06/25/2025

Blood ctDNA vs Tumor Tissue Screening for the Detection of KRAS Mutations in Low-Grade Serous Ovarian Cancer

ESMO OPEN 2025 Abstract
Authors E. Van Nieuwenhuysen, R. Grisham, I.L. Ray-Coquard, C. Anderson, A.R. Clamp, C. Lee, M.J. Rubio Pérez, A.M. Priebe, N. Colombo, L. Knowles, E. Kalbacher, D.S. Miller, T. Van Gorp, E.P. Hamilton, A. Santillan-Gomez, A. Thummala, C. Tweed, S. Coma, S. Hidy, S. Banerjee

Background – Low-grade serous ovarian cancer (LGSOC) is a rare and distinct cancer broadly driven by alterations in the MAPK pathway, including KRAS mutations in approximately 30% of patients. Although tumor tissue-based biopsy procedures are the standard practice for determining KRAS status in patients with LGSOC, blood-based liquid biopsies could offer less invasive testing if circulating tumor DNA (ctDNA) can reliably detect KRAS mutations in these patients.

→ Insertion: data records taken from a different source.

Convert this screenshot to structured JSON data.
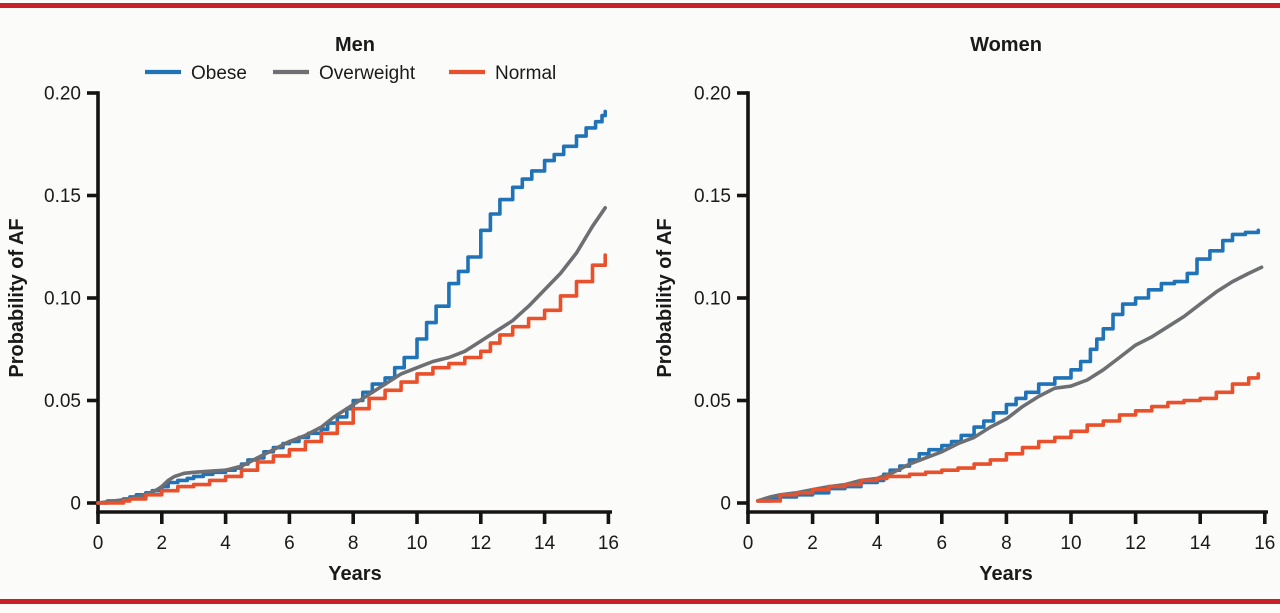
{
  "page": {
    "background": "#fbfbfa",
    "top_rule_color": "#c92128",
    "bottom_rule_color": "#c92128",
    "text_color": "#1a1a1a"
  },
  "chart_data": [
    {
      "type": "line",
      "title": "Men",
      "xlabel": "Years",
      "ylabel": "Probability of AF",
      "xlim": [
        0,
        16
      ],
      "ylim": [
        0,
        0.2
      ],
      "xticks": [
        0,
        2,
        4,
        6,
        8,
        10,
        12,
        14,
        16
      ],
      "yticks": [
        0,
        0.05,
        0.1,
        0.15,
        0.2
      ],
      "ytick_labels": [
        "0",
        "0.05",
        "0.10",
        "0.15",
        "0.20"
      ],
      "grid": false,
      "legend_position": "top-left",
      "series": [
        {
          "name": "Obese",
          "color": "#2173b8",
          "interpolation": "step",
          "points": [
            [
              0,
              0.0
            ],
            [
              0.3,
              0.001
            ],
            [
              0.8,
              0.002
            ],
            [
              1.0,
              0.003
            ],
            [
              1.2,
              0.004
            ],
            [
              1.5,
              0.005
            ],
            [
              1.7,
              0.006
            ],
            [
              2.0,
              0.008
            ],
            [
              2.2,
              0.01
            ],
            [
              2.5,
              0.011
            ],
            [
              2.8,
              0.012
            ],
            [
              3.0,
              0.013
            ],
            [
              3.3,
              0.014
            ],
            [
              3.6,
              0.015
            ],
            [
              4.0,
              0.016
            ],
            [
              4.3,
              0.017
            ],
            [
              4.5,
              0.019
            ],
            [
              4.7,
              0.021
            ],
            [
              5.0,
              0.022
            ],
            [
              5.2,
              0.025
            ],
            [
              5.5,
              0.027
            ],
            [
              5.8,
              0.029
            ],
            [
              6.0,
              0.03
            ],
            [
              6.3,
              0.032
            ],
            [
              6.6,
              0.034
            ],
            [
              7.0,
              0.036
            ],
            [
              7.2,
              0.039
            ],
            [
              7.5,
              0.042
            ],
            [
              7.8,
              0.046
            ],
            [
              8.0,
              0.05
            ],
            [
              8.3,
              0.054
            ],
            [
              8.6,
              0.058
            ],
            [
              9.0,
              0.061
            ],
            [
              9.3,
              0.066
            ],
            [
              9.6,
              0.071
            ],
            [
              10.0,
              0.08
            ],
            [
              10.3,
              0.088
            ],
            [
              10.6,
              0.096
            ],
            [
              11.0,
              0.107
            ],
            [
              11.3,
              0.113
            ],
            [
              11.6,
              0.12
            ],
            [
              12.0,
              0.133
            ],
            [
              12.3,
              0.141
            ],
            [
              12.6,
              0.148
            ],
            [
              13.0,
              0.154
            ],
            [
              13.3,
              0.158
            ],
            [
              13.6,
              0.162
            ],
            [
              14.0,
              0.167
            ],
            [
              14.3,
              0.17
            ],
            [
              14.6,
              0.174
            ],
            [
              15.0,
              0.179
            ],
            [
              15.3,
              0.183
            ],
            [
              15.6,
              0.186
            ],
            [
              15.8,
              0.189
            ],
            [
              15.9,
              0.191
            ]
          ]
        },
        {
          "name": "Overweight",
          "color": "#6e6f72",
          "interpolation": "linear",
          "points": [
            [
              0,
              0.0
            ],
            [
              0.5,
              0.001
            ],
            [
              1.0,
              0.002
            ],
            [
              1.5,
              0.004
            ],
            [
              1.8,
              0.006
            ],
            [
              2.0,
              0.008
            ],
            [
              2.2,
              0.011
            ],
            [
              2.4,
              0.013
            ],
            [
              2.7,
              0.0145
            ],
            [
              3.0,
              0.015
            ],
            [
              3.5,
              0.0155
            ],
            [
              4.0,
              0.016
            ],
            [
              4.5,
              0.018
            ],
            [
              5.0,
              0.022
            ],
            [
              5.5,
              0.026
            ],
            [
              6.0,
              0.03
            ],
            [
              6.5,
              0.033
            ],
            [
              7.0,
              0.037
            ],
            [
              7.4,
              0.042
            ],
            [
              7.8,
              0.046
            ],
            [
              8.0,
              0.048
            ],
            [
              8.5,
              0.053
            ],
            [
              9.0,
              0.058
            ],
            [
              9.5,
              0.063
            ],
            [
              10.0,
              0.066
            ],
            [
              10.5,
              0.069
            ],
            [
              11.0,
              0.071
            ],
            [
              11.5,
              0.074
            ],
            [
              12.0,
              0.079
            ],
            [
              12.5,
              0.084
            ],
            [
              13.0,
              0.089
            ],
            [
              13.5,
              0.096
            ],
            [
              14.0,
              0.104
            ],
            [
              14.5,
              0.112
            ],
            [
              15.0,
              0.122
            ],
            [
              15.5,
              0.135
            ],
            [
              15.9,
              0.144
            ]
          ]
        },
        {
          "name": "Normal",
          "color": "#e8512b",
          "interpolation": "step",
          "points": [
            [
              0,
              0.0
            ],
            [
              0.8,
              0.001
            ],
            [
              1.0,
              0.002
            ],
            [
              1.5,
              0.004
            ],
            [
              2.0,
              0.006
            ],
            [
              2.5,
              0.008
            ],
            [
              3.0,
              0.009
            ],
            [
              3.5,
              0.011
            ],
            [
              4.0,
              0.013
            ],
            [
              4.5,
              0.016
            ],
            [
              5.0,
              0.02
            ],
            [
              5.5,
              0.023
            ],
            [
              6.0,
              0.026
            ],
            [
              6.5,
              0.03
            ],
            [
              7.0,
              0.034
            ],
            [
              7.5,
              0.039
            ],
            [
              8.0,
              0.046
            ],
            [
              8.5,
              0.051
            ],
            [
              9.0,
              0.055
            ],
            [
              9.5,
              0.059
            ],
            [
              10.0,
              0.063
            ],
            [
              10.5,
              0.066
            ],
            [
              11.0,
              0.068
            ],
            [
              11.5,
              0.071
            ],
            [
              12.0,
              0.074
            ],
            [
              12.3,
              0.078
            ],
            [
              12.6,
              0.082
            ],
            [
              13.0,
              0.086
            ],
            [
              13.5,
              0.09
            ],
            [
              14.0,
              0.094
            ],
            [
              14.5,
              0.101
            ],
            [
              15.0,
              0.108
            ],
            [
              15.5,
              0.116
            ],
            [
              15.9,
              0.121
            ]
          ]
        }
      ]
    },
    {
      "type": "line",
      "title": "Women",
      "xlabel": "Years",
      "ylabel": "Probability of AF",
      "xlim": [
        0,
        16
      ],
      "ylim": [
        0,
        0.2
      ],
      "xticks": [
        0,
        2,
        4,
        6,
        8,
        10,
        12,
        14,
        16
      ],
      "yticks": [
        0,
        0.05,
        0.1,
        0.15,
        0.2
      ],
      "ytick_labels": [
        "0",
        "0.05",
        "0.10",
        "0.15",
        "0.20"
      ],
      "grid": false,
      "legend_position": "none",
      "series": [
        {
          "name": "Obese",
          "color": "#2173b8",
          "interpolation": "step",
          "points": [
            [
              0.3,
              0.001
            ],
            [
              0.7,
              0.002
            ],
            [
              1.0,
              0.003
            ],
            [
              1.5,
              0.004
            ],
            [
              2.0,
              0.005
            ],
            [
              2.5,
              0.007
            ],
            [
              3.0,
              0.008
            ],
            [
              3.5,
              0.01
            ],
            [
              4.0,
              0.011
            ],
            [
              4.2,
              0.014
            ],
            [
              4.4,
              0.016
            ],
            [
              4.7,
              0.018
            ],
            [
              5.0,
              0.021
            ],
            [
              5.3,
              0.024
            ],
            [
              5.6,
              0.026
            ],
            [
              6.0,
              0.028
            ],
            [
              6.3,
              0.03
            ],
            [
              6.6,
              0.033
            ],
            [
              7.0,
              0.037
            ],
            [
              7.3,
              0.04
            ],
            [
              7.6,
              0.044
            ],
            [
              8.0,
              0.048
            ],
            [
              8.3,
              0.051
            ],
            [
              8.6,
              0.054
            ],
            [
              9.0,
              0.058
            ],
            [
              9.5,
              0.061
            ],
            [
              10.0,
              0.065
            ],
            [
              10.3,
              0.069
            ],
            [
              10.6,
              0.075
            ],
            [
              10.8,
              0.08
            ],
            [
              11.0,
              0.085
            ],
            [
              11.3,
              0.092
            ],
            [
              11.6,
              0.097
            ],
            [
              12.0,
              0.1
            ],
            [
              12.4,
              0.104
            ],
            [
              12.8,
              0.107
            ],
            [
              13.2,
              0.108
            ],
            [
              13.6,
              0.112
            ],
            [
              13.9,
              0.119
            ],
            [
              14.3,
              0.123
            ],
            [
              14.7,
              0.128
            ],
            [
              15.0,
              0.131
            ],
            [
              15.4,
              0.132
            ],
            [
              15.8,
              0.133
            ]
          ]
        },
        {
          "name": "Overweight",
          "color": "#6e6f72",
          "interpolation": "linear",
          "points": [
            [
              0.3,
              0.001
            ],
            [
              0.7,
              0.003
            ],
            [
              1.0,
              0.004
            ],
            [
              1.5,
              0.005
            ],
            [
              2.0,
              0.0065
            ],
            [
              2.5,
              0.008
            ],
            [
              3.0,
              0.009
            ],
            [
              3.5,
              0.011
            ],
            [
              4.0,
              0.012
            ],
            [
              4.5,
              0.015
            ],
            [
              5.0,
              0.019
            ],
            [
              5.5,
              0.022
            ],
            [
              6.0,
              0.025
            ],
            [
              6.5,
              0.029
            ],
            [
              7.0,
              0.032
            ],
            [
              7.5,
              0.037
            ],
            [
              8.0,
              0.041
            ],
            [
              8.5,
              0.047
            ],
            [
              9.0,
              0.052
            ],
            [
              9.5,
              0.056
            ],
            [
              10.0,
              0.057
            ],
            [
              10.5,
              0.06
            ],
            [
              11.0,
              0.065
            ],
            [
              11.5,
              0.071
            ],
            [
              12.0,
              0.077
            ],
            [
              12.5,
              0.081
            ],
            [
              13.0,
              0.086
            ],
            [
              13.5,
              0.091
            ],
            [
              14.0,
              0.097
            ],
            [
              14.5,
              0.103
            ],
            [
              15.0,
              0.108
            ],
            [
              15.5,
              0.112
            ],
            [
              15.9,
              0.115
            ]
          ]
        },
        {
          "name": "Normal",
          "color": "#e8512b",
          "interpolation": "step",
          "points": [
            [
              0.3,
              0.001
            ],
            [
              1.0,
              0.004
            ],
            [
              1.5,
              0.005
            ],
            [
              2.0,
              0.0065
            ],
            [
              2.5,
              0.008
            ],
            [
              3.0,
              0.009
            ],
            [
              3.5,
              0.011
            ],
            [
              4.0,
              0.012
            ],
            [
              4.3,
              0.013
            ],
            [
              5.0,
              0.014
            ],
            [
              5.5,
              0.015
            ],
            [
              6.0,
              0.016
            ],
            [
              6.5,
              0.017
            ],
            [
              7.0,
              0.019
            ],
            [
              7.5,
              0.021
            ],
            [
              8.0,
              0.024
            ],
            [
              8.5,
              0.027
            ],
            [
              9.0,
              0.03
            ],
            [
              9.5,
              0.032
            ],
            [
              10.0,
              0.035
            ],
            [
              10.5,
              0.038
            ],
            [
              11.0,
              0.04
            ],
            [
              11.5,
              0.043
            ],
            [
              12.0,
              0.045
            ],
            [
              12.5,
              0.047
            ],
            [
              13.0,
              0.049
            ],
            [
              13.5,
              0.05
            ],
            [
              14.0,
              0.051
            ],
            [
              14.5,
              0.054
            ],
            [
              15.0,
              0.058
            ],
            [
              15.5,
              0.061
            ],
            [
              15.8,
              0.063
            ]
          ]
        }
      ]
    }
  ]
}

Methods – Samples from a phase II study (ENGOT-OV60/GOG-3052; RAMP-201; NCT04625270) evaluating the combination of avutometinib (RAF/MEK clamp) + defactinib (FAK inhibitor) versus avutometinib monotherapy in patients with LGSOC were assessed. Blood samples from 65 patients were analysed to determine ctDNA fraction and presence of mutations in 105 cancer-related genes including KRAS using the Tempus xF panel. These 65 patients were selected based on their KRAS status in tumor tissue and included 50 patients with a KRAS mutation and 15 KRAS wild-type patients.

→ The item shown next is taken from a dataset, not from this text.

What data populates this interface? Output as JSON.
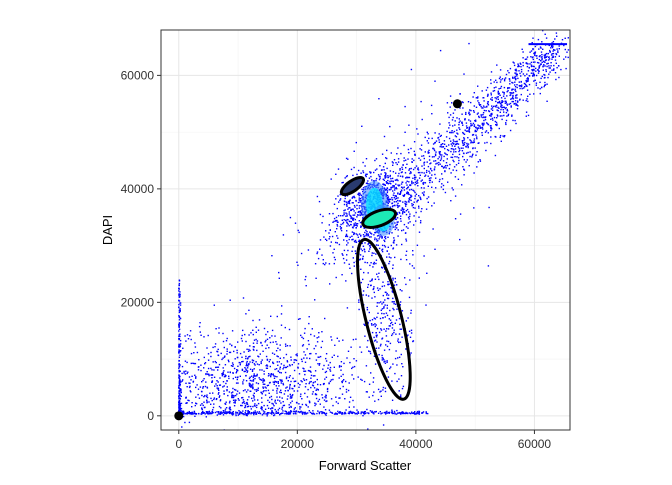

Results – Among 65 patients with LGSOC, 32% (21/65) showed ctDNA tumor fraction above the limit of detection of 0.25% (range 0.4% to 19%). Among the 50 patients for whom KRAS mutations were detectable in tumor tissue, 44% (22/50) showed KRAS mutation by blood-based ctDNA testing, whereas more than half of patients (56%; 28/50) showed a false negative result by blood-based KRAS testing. No correlation between high KRAS VAF in tumor tissue samples and detection rate of KRAS mutation in blood samples was observed. Among the 22 patients with a KRAS mutation detected using both blood and tumor tissue samples, the same KRAS mutation variants were detected in blood and tumor. In patients for whom KRAS mutations were not detectable in tumor tissue, none tested positive for a KRAS mutation in ctDNA.

Conclusions – Only 32% of patients exhibited a ctDNA tumor fraction above the limit of detection, suggesting that LGSOC is a low shedding tumor. In patients for whom KRAS mutations were detectable in tumor tissue, only 44% showed KRAS mutation by blood-based testing. These findings suggest that blood-based KRAS ctDNA testing is not a sufficiently robust method for detecting KRAS mutations in patients with LGSOC.

Clinical trial identification – NCT04625270.